Introducing today's presentation

Today's focus: profiling Erlang code

  • You have identified code to profile, based on "USE Method" or other measurement-based methodology.
    • Examine a specific module
    • Examine a specific subsystem/OTP application
    • Not sure where to start: examine an entire system under a specific workload.
  • Guesses are wrong 127% of the time.
  • Be skeptical: doubt your measurements, verify them!
    • Multiple methods
    • Experiment while your test is running!
  • Beard definitely not required!

Today's focus: GOAL for profiling Erlang code

  • Identify the Erlang function(s) that is consuming the most CPU resource.
    • Either wall-clock time or "on scheduler" time
    • Depends on the measurement method

From Brendan Gregg: "Systems Performance" author

empty320x200.png 3T6mju_J.jpeg systemsperf_cover_123.jpeg

  • Most advice about benchmarking is also valid advice for profiling.
  • source: https:

//pbs.twimg.com/profile_images/512451438572613632/3T6mju_J.jpeg, http: //www.brendangregg.com/Images/systemsperf_cover_123.jpeg

Brendan Gregg: "Passive Benchmarking"

  1. Pick a benchmark tool.
  2. Run it with a variety of options.
  3. Make a slide deck of the results.
  4. Hand the slides to management.

Brendan Gregg: "Casual Benchmarking"

  • You benchmark A,
  • but actually measure B,
  • and conclude you've measured C

Brendan Gregg: "Active Benchmarking"

.

"You analyze performance while the benchmark is running – not just after it's done – using other tools."
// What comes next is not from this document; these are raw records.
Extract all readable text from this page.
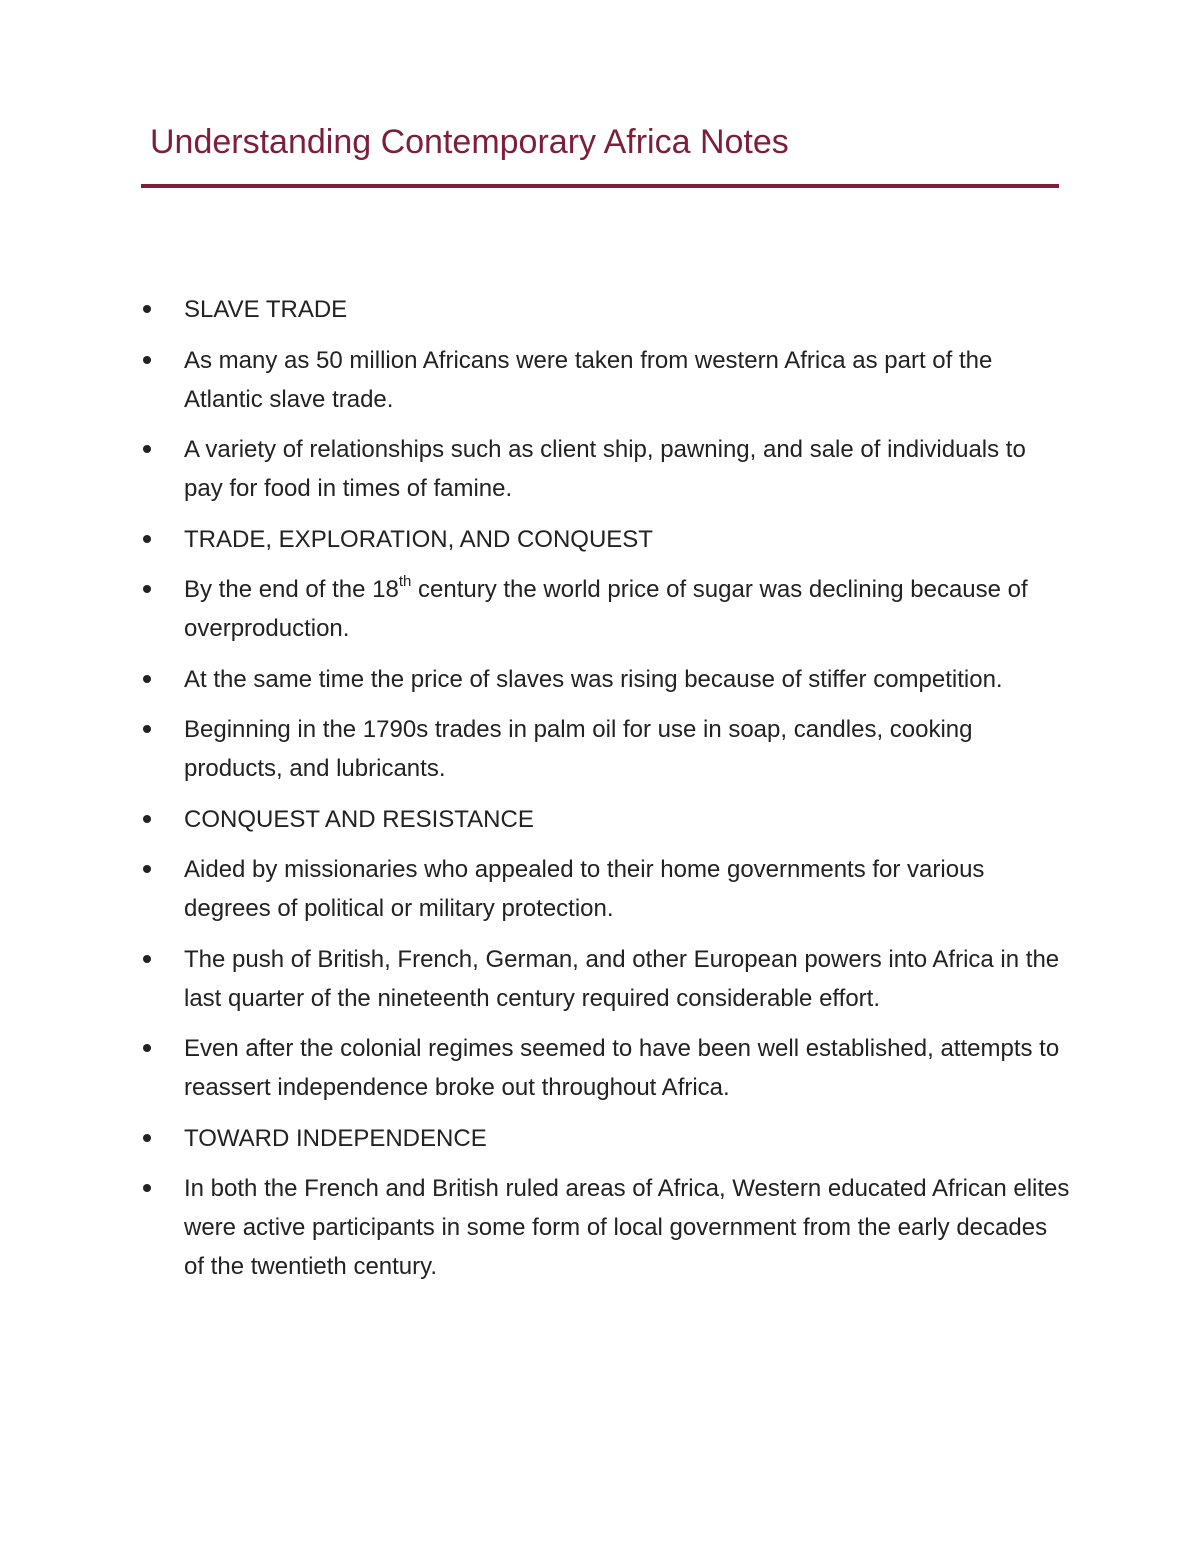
Understanding Contemporary Africa Notes
SLAVE TRADE
As many as 50 million Africans were taken from western Africa as part of the Atlantic slave trade.
A variety of relationships such as client ship, pawning, and sale of individuals to pay for food in times of famine.
TRADE, EXPLORATION, AND CONQUEST
By the end of the 18th century the world price of sugar was declining because of overproduction.
At the same time the price of slaves was rising because of stiffer competition.
Beginning in the 1790s trades in palm oil for use in soap, candles, cooking products, and lubricants.
CONQUEST AND RESISTANCE
Aided by missionaries who appealed to their home governments for various degrees of political or military protection.
The push of British, French, German, and other European powers into Africa in the last quarter of the nineteenth century required considerable effort.
Even after the colonial regimes seemed to have been well established, attempts to reassert independence broke out throughout Africa.
TOWARD INDEPENDENCE
In both the French and British ruled areas of Africa, Western educated African elites were active participants in some form of local government from the early decades of the twentieth century.
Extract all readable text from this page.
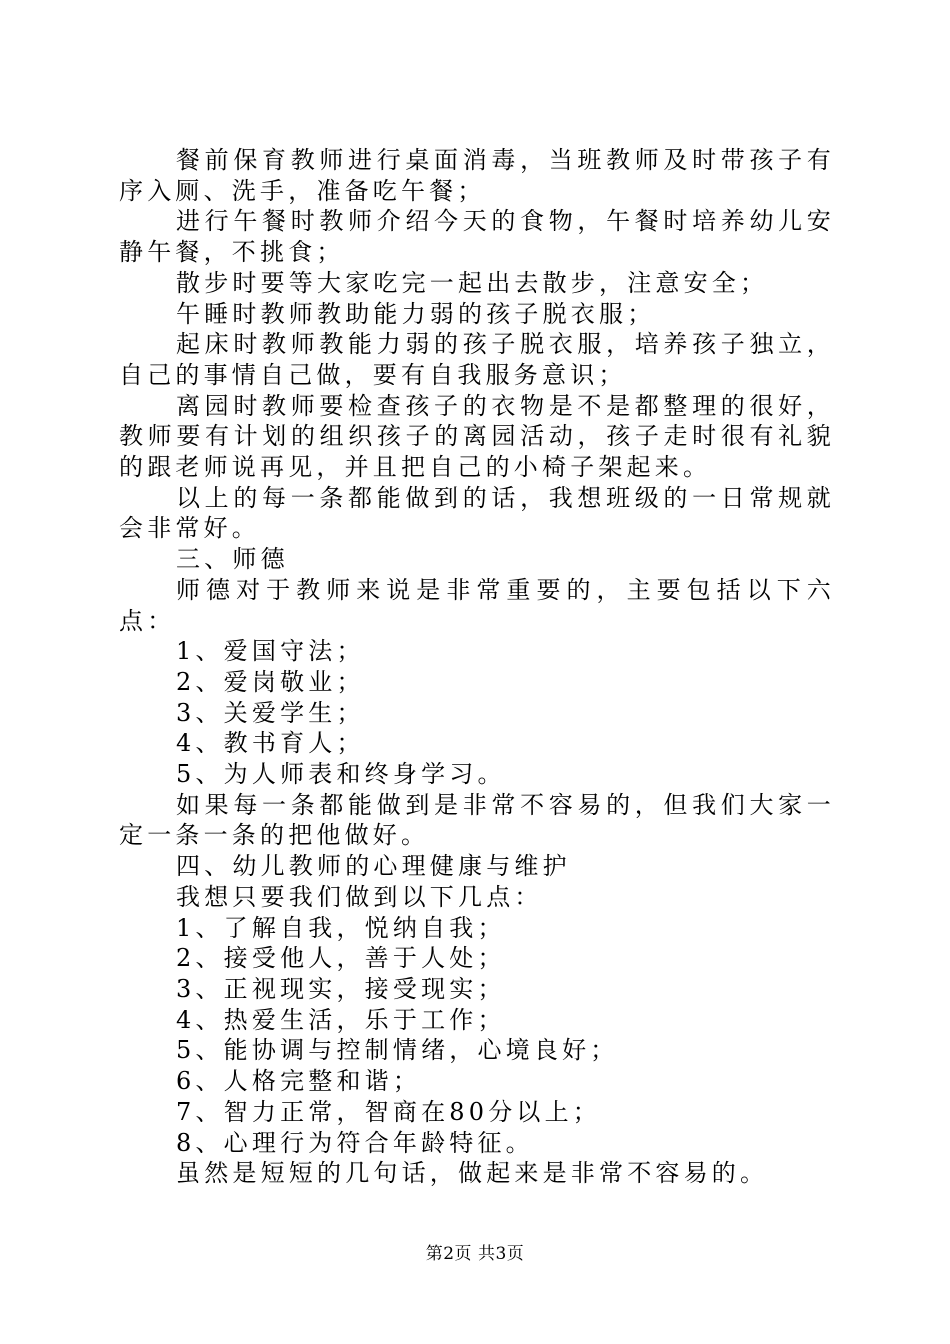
餐前保育教师进行桌面消毒，当班教师及时带孩子有序入厕、洗手，准备吃午餐；

进行午餐时教师介绍今天的食物，午餐时培养幼儿安静午餐，不挑食；

散步时要等大家吃完一起出去散步，注意安全；

午睡时教师教助能力弱的孩子脱衣服；

起床时教师教能力弱的孩子脱衣服，培养孩子独立，自己的事情自己做，要有自我服务意识；

离园时教师要检查孩子的衣物是不是都整理的很好，教师要有计划的组织孩子的离园活动，孩子走时很有礼貌的跟老师说再见，并且把自己的小椅子架起来。

以上的每一条都能做到的话，我想班级的一日常规就会非常好。

三、师德

师德对于教师来说是非常重要的，主要包括以下六点：

1、爱国守法；

2、爱岗敬业；

3、关爱学生；

4、教书育人；

5、为人师表和终身学习。

如果每一条都能做到是非常不容易的，但我们大家一定一条一条的把他做好。

四、幼儿教师的心理健康与维护

我想只要我们做到以下几点：

1、了解自我，悦纳自我；

2、接受他人，善于人处；

3、正视现实，接受现实；

4、热爱生活，乐于工作；

5、能协调与控制情绪，心境良好；

6、人格完整和谐；

7、智力正常，智商在80分以上；

8、心理行为符合年龄特征。

虽然是短短的几句话，做起来是非常不容易的。

第2页 共3页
Why? Confirm that you really understand:

  1. What does the test actually do?
  2. How the system under test actually respond to the test?
  3. What are the true limiters of the system under test?
  4. What are the true limiters of the test itself?

Active Benchmarking -> Active profiling

.

"You analyze performance while the system is running – not just after it's done – using other tools."

Why? Confirm that you really understand:

  1. What does the workload actually do?
  2. How the code under test actually respond to the workload?
  3. What are the true limiters of the code under test?
  4. What are the true limiters of the profiler tool itself?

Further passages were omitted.